← Back to context

Comment by rapind

3 days ago

I think this is the practical way. The website owner (or rather the builder, since if you're running wordpress, we can assume MCP will be part of the package) is already responsible for the human interface across many devices, and also the search engine interface (robots.txt, sitemap.xml, metatags). Having a standard we can use to curate what the AI sees and how it can interact would be hugely beneficial.

There's space for both IMO. The more generic tool that figures it out on it's own, and the streamlined tool that accesses a site's guiderails. There's also the backend service of course which doesn't require the browser or UI, but as he describes this entails complexity around authentication and I would assume discoverability.

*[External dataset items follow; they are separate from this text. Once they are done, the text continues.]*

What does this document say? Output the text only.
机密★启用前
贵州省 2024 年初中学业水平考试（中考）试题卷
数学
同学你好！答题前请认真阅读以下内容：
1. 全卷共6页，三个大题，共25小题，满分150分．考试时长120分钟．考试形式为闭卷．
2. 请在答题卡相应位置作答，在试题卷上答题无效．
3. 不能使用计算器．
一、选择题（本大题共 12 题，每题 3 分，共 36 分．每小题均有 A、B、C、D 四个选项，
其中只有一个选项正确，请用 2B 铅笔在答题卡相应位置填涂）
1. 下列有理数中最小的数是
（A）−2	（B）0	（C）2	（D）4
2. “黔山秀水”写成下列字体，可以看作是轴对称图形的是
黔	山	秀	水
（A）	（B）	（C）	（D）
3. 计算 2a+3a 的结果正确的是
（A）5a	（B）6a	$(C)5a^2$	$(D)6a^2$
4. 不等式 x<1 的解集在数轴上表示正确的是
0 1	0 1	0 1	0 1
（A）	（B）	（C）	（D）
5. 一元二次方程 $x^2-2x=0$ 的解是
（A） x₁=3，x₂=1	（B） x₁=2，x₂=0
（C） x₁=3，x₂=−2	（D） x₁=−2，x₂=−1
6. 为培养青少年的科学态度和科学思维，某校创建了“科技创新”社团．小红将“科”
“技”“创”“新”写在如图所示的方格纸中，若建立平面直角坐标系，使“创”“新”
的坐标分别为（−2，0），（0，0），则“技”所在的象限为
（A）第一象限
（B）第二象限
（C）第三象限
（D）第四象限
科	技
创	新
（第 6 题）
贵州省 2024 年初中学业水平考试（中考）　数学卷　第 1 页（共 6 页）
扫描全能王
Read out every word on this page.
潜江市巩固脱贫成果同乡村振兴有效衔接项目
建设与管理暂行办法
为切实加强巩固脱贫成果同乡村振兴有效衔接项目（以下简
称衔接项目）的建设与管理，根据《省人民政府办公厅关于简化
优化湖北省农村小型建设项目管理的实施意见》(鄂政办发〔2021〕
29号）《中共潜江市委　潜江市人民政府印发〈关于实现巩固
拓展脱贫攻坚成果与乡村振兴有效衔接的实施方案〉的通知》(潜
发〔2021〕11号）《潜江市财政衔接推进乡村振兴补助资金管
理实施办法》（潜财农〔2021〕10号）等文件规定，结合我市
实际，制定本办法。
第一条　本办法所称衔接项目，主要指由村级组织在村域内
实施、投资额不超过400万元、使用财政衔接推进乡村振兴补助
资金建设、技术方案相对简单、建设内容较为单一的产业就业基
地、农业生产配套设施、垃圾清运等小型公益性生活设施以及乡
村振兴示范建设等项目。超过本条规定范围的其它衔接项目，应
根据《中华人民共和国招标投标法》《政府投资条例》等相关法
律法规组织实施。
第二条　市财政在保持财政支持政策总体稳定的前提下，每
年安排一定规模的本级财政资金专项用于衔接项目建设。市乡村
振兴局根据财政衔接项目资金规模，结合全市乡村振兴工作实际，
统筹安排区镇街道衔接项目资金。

I agree with you that platforms like wordpress, shopify etc will likely ship MCP extensions to help with various use cases. Accompanied with a discovery standard similar to llms.txt, I think it will be beneficial too. My only argument is that platforms like this are also the most "templated" designs and it's already easy for AI to navigate them (since dom structure variance is small).

The bigger challenge I think is figuring out how to build MCPs easily for SaaS and other legacy portals. I see some push on the OpenAPI side of things which is promising but requires you to make significant changes to existing apps. Perhaps web frameworks (rails, next, laravel, etc) can agree on a standard.

  • > it's already easy for AI to navigate them (since dom structure variance is small).

    The premise of MCP-B is that it's in fact not easy to reliably navigate websites today with LLMs, if you're just relying on DOM traversal or computer vision.

    And when it comes to authenticated and read/write operations, I think you need the reliability and control that comes from something like MCP-B, rather than just trusting the LLM to figure it out.

    Both Wordpress and Shopify allow users to heavily customize their front-end, and therefore ship garbage HTML + CSS if they choose to (or don't know any better). I certainly wouldn't want to rely on LLMs parsing arbitrary HTML if I'm trying to automate a purchase or some other activity that involves trust and/or sensitive data.